METHOD: This was a cross-sectional study conducted from April 2010 to May 2012 at the outpatient Neuromuscular Disorders clinic of Universidade Federal de São Paulo, São Paulo, Brazil. We evaluated 119 patients with PPS, consecutively recruited, and investigated for RLS based on the diagnostic criteria established by the International Restless Legs Syndrome Study Group (IRLSSG). Patients were evaluated with the Brazilian version of the IRLSSG severity scale.

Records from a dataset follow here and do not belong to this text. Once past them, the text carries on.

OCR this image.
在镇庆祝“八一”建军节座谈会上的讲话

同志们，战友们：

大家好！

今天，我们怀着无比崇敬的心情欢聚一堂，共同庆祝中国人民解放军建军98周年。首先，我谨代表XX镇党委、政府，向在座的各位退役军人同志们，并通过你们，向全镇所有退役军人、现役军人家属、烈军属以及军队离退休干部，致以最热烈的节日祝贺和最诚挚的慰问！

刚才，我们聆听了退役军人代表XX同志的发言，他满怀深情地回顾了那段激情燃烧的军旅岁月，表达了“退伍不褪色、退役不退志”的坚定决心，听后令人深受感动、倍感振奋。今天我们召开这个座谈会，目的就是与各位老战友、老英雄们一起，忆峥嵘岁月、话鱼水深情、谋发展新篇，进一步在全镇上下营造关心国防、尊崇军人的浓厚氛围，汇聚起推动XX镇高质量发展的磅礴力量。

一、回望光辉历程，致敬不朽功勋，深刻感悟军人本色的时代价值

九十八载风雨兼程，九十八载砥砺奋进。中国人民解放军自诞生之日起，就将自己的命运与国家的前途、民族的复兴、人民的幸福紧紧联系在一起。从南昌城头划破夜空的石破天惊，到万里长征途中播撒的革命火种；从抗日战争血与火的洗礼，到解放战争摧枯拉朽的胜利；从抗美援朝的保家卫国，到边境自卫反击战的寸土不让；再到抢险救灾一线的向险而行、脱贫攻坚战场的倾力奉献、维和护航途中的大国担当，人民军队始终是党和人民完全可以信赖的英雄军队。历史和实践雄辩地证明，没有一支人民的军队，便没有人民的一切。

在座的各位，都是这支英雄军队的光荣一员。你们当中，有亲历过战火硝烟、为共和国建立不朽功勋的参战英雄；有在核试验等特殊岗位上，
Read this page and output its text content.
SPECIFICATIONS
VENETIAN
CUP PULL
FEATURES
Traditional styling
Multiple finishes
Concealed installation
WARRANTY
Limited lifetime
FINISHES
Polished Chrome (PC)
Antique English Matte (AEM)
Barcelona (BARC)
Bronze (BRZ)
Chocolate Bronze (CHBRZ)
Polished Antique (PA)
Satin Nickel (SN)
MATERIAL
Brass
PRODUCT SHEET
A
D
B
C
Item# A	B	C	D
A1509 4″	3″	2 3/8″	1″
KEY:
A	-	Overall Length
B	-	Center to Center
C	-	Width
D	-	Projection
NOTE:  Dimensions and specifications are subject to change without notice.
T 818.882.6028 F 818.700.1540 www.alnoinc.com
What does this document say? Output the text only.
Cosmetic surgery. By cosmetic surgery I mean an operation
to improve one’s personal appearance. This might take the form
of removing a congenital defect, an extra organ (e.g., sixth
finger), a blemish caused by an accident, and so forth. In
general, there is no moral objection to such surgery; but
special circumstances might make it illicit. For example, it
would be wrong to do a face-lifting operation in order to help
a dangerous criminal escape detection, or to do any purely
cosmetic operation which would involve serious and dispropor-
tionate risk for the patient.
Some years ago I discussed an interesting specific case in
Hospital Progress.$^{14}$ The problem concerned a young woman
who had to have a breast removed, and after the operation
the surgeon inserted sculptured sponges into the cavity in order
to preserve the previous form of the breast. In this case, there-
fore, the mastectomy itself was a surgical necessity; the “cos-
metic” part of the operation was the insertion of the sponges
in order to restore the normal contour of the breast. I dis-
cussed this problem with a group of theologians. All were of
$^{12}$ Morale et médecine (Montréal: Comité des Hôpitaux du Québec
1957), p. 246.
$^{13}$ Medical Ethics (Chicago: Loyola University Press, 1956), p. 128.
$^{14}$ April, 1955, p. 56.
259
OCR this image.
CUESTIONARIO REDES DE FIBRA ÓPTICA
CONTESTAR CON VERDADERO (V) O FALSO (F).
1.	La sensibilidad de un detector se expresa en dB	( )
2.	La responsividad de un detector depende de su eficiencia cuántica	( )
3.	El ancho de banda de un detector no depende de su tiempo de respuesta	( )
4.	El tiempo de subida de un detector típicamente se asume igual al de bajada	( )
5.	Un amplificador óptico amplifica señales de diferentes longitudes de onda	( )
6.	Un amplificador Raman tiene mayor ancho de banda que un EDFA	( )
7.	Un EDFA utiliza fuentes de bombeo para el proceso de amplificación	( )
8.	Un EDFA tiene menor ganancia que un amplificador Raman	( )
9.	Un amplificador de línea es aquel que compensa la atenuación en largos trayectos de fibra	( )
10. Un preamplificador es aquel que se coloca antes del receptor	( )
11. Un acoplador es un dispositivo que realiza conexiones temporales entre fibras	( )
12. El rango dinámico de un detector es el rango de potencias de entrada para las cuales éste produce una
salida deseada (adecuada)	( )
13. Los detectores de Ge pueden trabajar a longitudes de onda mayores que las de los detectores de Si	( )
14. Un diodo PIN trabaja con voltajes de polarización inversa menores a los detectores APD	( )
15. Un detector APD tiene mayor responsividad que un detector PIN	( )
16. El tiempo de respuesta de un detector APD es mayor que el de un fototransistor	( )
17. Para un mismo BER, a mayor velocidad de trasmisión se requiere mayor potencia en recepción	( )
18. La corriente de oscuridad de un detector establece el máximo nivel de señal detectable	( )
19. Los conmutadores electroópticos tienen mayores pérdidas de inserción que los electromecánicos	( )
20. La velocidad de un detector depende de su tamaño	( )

RESULTS: The prevalence of RLS was 36% (n = 43; 32 women and 11 men). The ages at onset of RLS (median = 41 years) and PPS (median = 41 years) were concurrent, and the correlation between onset of symptoms of RLS and onset of symptoms of PPS was positive and very strong (Spearman r = 0.93, p = 0.01). The median RLS severity was 23 (range, 20-28). Low educational achievement and depression were predictive of RLS development.

CONCLUSION: In the largest population of patients with PPS studied to date, our results indicate a high prevalence of RLS, marked disease severity, and concomitant onset of both conditions in many patients with PPS. Further studies are needed to elucidate a possible pathophysiologic mechanism linking these two conditions. We suggest that all post-polio patients with sensory and motor complaints in the legs be investigated for RLS.